Isenj liked their bureaucracy tidy. “Then let me be certain what she now means by
remove.

“Eradicate.”

“I thought so. We have no facilities for prisoners and experience tells me the minister would be unwise to hold any.”

“Are you ready to begin?”

“As soon as the marines have been landed.”

“When will you begin seeding the clouds?”

“We already have.”

From the tracking remote, Esganikan could see the fighters, now configured as armed payload vessels, in formation above the cloud layer cloaking most of the coastal strip that made up the Maritime Fringe. Once dropped, the crystals containing the pathogen would result in heavy rain within hours, coating the city-packed land beneath, scattering contaminated water droplets to be inhaled, disrupting the biochemistry of every isenj in the region whose genome had certain key alleles, and causing massive internal hemorrhage. In hours, they'd sicken. In days they would all be dead.

Esganikan could do this to the whole planet if and when she wished.

“Minister Rit says that was premature.”

“She said she intended to use the weapon.”

“She wanted to deploy it at a time of her choosing.”

“We understand how to do these things. This is the best time for her.” Esganikan turned to Hayin and inclined her head in a mute signal to be passed to the pilots.
Drop the payload.
She'd done this before, on more modest scales. She never took it lightly. “The effects should be seen in four hours, if she'd like images from the remotes to make her point to the rest of her administration. There should be dead and dying visible to the cameras by then.”

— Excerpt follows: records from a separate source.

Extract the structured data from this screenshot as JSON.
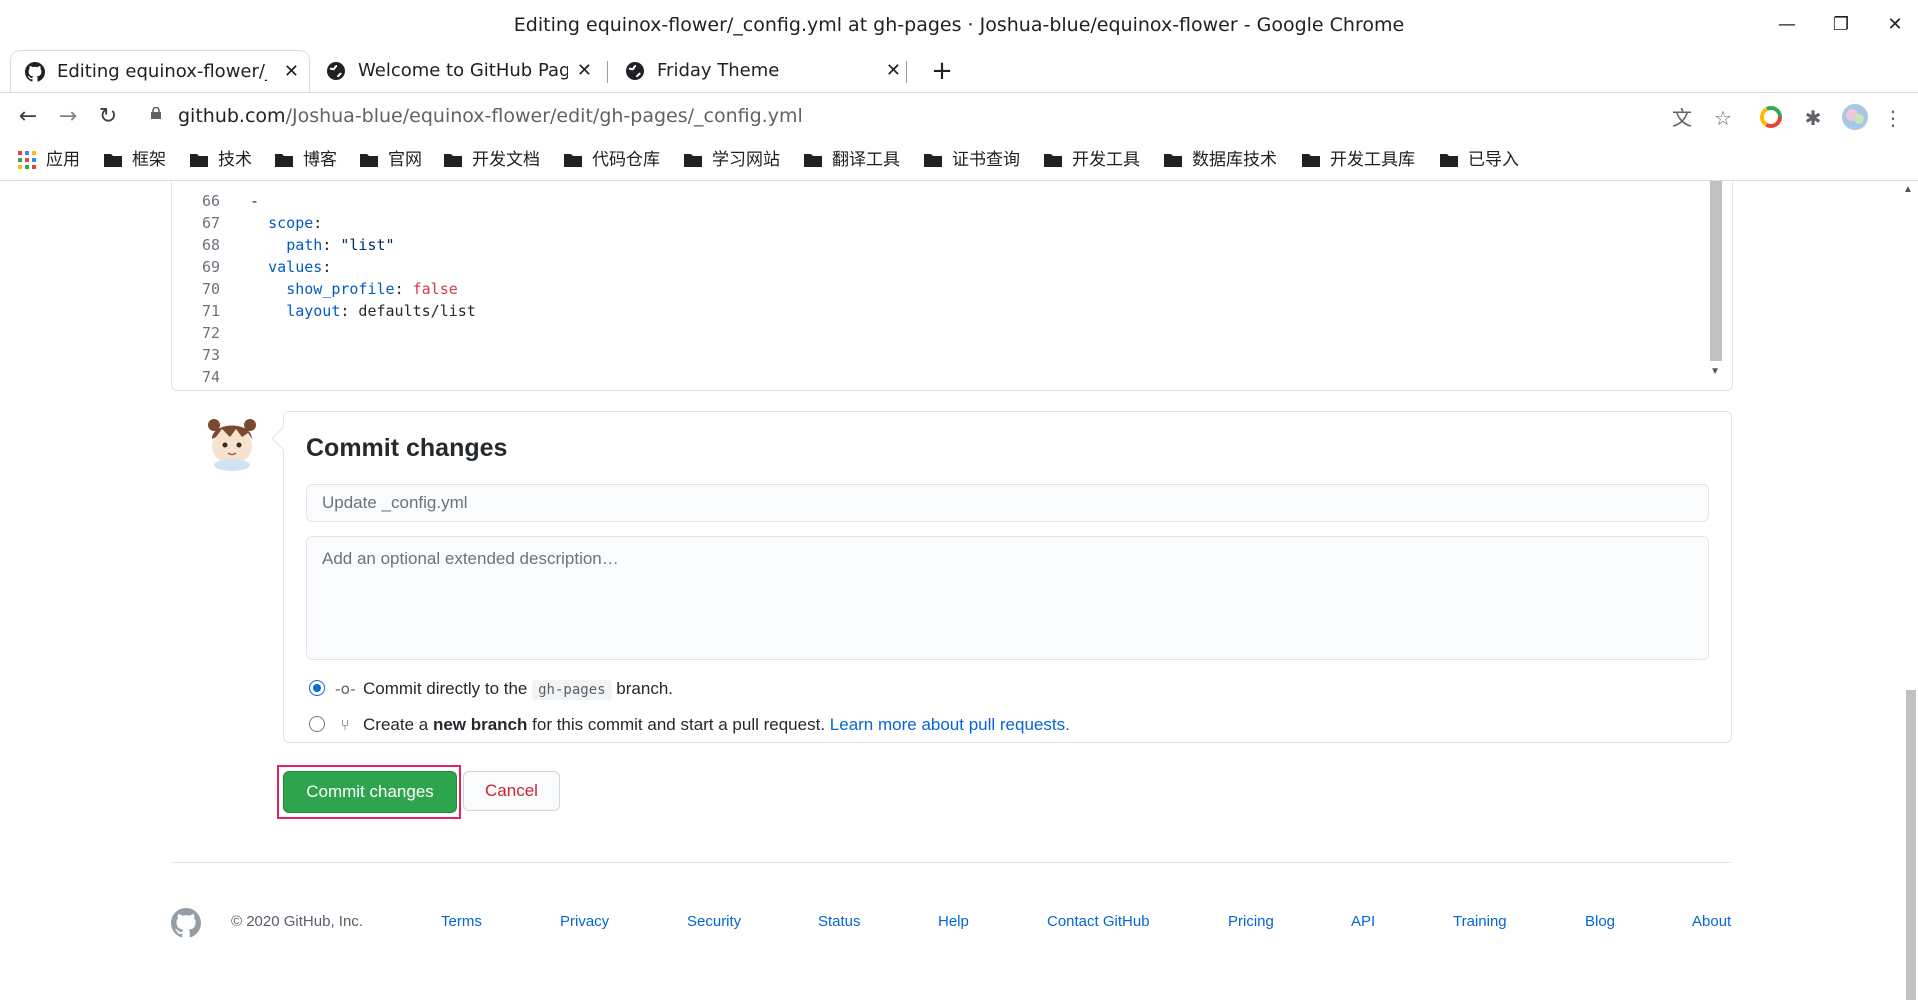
{
  "window": {
    "title": "Editing equinox-flower/_config.yml at gh-pages · Joshua-blue/equinox-flower - Google Chrome",
    "minimize": "—",
    "restore": "❐",
    "close": "✕"
  },
  "tabs": [
    {
      "label": "Editing equinox-flower/_co",
      "close": "✕"
    },
    {
      "label": "Welcome to GitHub Pages",
      "close": "✕"
    },
    {
      "label": "Friday Theme",
      "close": "✕"
    }
  ],
  "new_tab": "+",
  "toolbar": {
    "back": "←",
    "forward": "→",
    "reload": "↻",
    "url_host": "github.com",
    "url_path": "/Joshua-blue/equinox-flower/edit/gh-pages/_config.yml",
    "translate": "文",
    "star": "☆",
    "extensions": "✱",
    "menu": "⋮"
  },
  "bookmarks": [
    "应用",
    "框架",
    "技术",
    "博客",
    "官网",
    "开发文档",
    "代码仓库",
    "学习网站",
    "翻译工具",
    "证书查询",
    "开发工具",
    "数据库技术",
    "开发工具库",
    "已导入"
  ],
  "editor": {
    "lines": [
      {
        "n": "66",
        "segs": [
          {
            "t": "  -",
            "c": ""
          }
        ]
      },
      {
        "n": "67",
        "segs": [
          {
            "t": "    ",
            "c": ""
          },
          {
            "t": "scope",
            "c": "k"
          },
          {
            "t": ":",
            "c": ""
          }
        ]
      },
      {
        "n": "68",
        "segs": [
          {
            "t": "      ",
            "c": ""
          },
          {
            "t": "path",
            "c": "k"
          },
          {
            "t": ": ",
            "c": ""
          },
          {
            "t": "\"list\"",
            "c": "s"
          }
        ]
      },
      {
        "n": "69",
        "segs": [
          {
            "t": "    ",
            "c": ""
          },
          {
            "t": "values",
            "c": "k"
          },
          {
            "t": ":",
            "c": ""
          }
        ]
      },
      {
        "n": "70",
        "segs": [
          {
            "t": "      ",
            "c": ""
          },
          {
            "t": "show_profile",
            "c": "k"
          },
          {
            "t": ": ",
            "c": ""
          },
          {
            "t": "false",
            "c": "f"
          }
        ]
      },
      {
        "n": "71",
        "segs": [
          {
            "t": "      ",
            "c": ""
          },
          {
            "t": "layout",
            "c": "k"
          },
          {
            "t": ": defaults/list",
            "c": ""
          }
        ]
      },
      {
        "n": "72",
        "segs": []
      },
      {
        "n": "73",
        "segs": []
      },
      {
        "n": "74",
        "segs": []
      }
    ]
  },
  "commit": {
    "title": "Commit changes",
    "summary_placeholder": "Update _config.yml",
    "description_placeholder": "Add an optional extended description…",
    "option_direct_prefix": "Commit directly to the",
    "branch": "gh-pages",
    "option_direct_suffix": "branch.",
    "option_new_prefix": "Create a",
    "option_new_bold": "new branch",
    "option_new_suffix": "for this commit and start a pull request.",
    "learn_more": "Learn more about pull requests.",
    "commit_button": "Commit changes",
    "cancel_button": "Cancel"
  },
  "footer": {
    "copyright": "© 2020 GitHub, Inc.",
    "links": [
      "Terms",
      "Privacy",
      "Security",
      "Status",
      "Help",
      "Contact GitHub",
      "Pricing",
      "API",
      "Training",
      "Blog",
      "About"
    ]
  },
  "colors": {
    "primary_button": "#2ea44f",
    "link": "#0366d6",
    "cancel_text": "#cb2431",
    "highlight_box": "#e0245e"
  }
}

Ralassi's silence on the other end of the link was palpable shock. It seemed he'd spent too long among isenj if he didn't recall that wess'har—the ones he knew, or the Eqbas—were literal and not given to shows of
brinksmanship,
as Shan called it. Eventually he exchanged high-pitched chatter with Rit.

“The Minister says she understands and will operate from her chambers in the north of the city until the situation is stable enough for her to appear in public.”

“We may be able to add some emphasis to her words.”

“You have still not agreed who will have control of the universal pathogen.”

“No, but I do have it, and I
will
deploy it if need be,” said Esganikan.

If she did, there would be no isenj to worry about any longer, not on Umeh anyway. She could let the nanites loose to scour the planet and break down every last thing the isenj had created, and their corpses along with their works; then the phased remediation systems would finally move in to cleanse what couldn't be broken down—some of the heavier metals—and then the planet would be left fallow.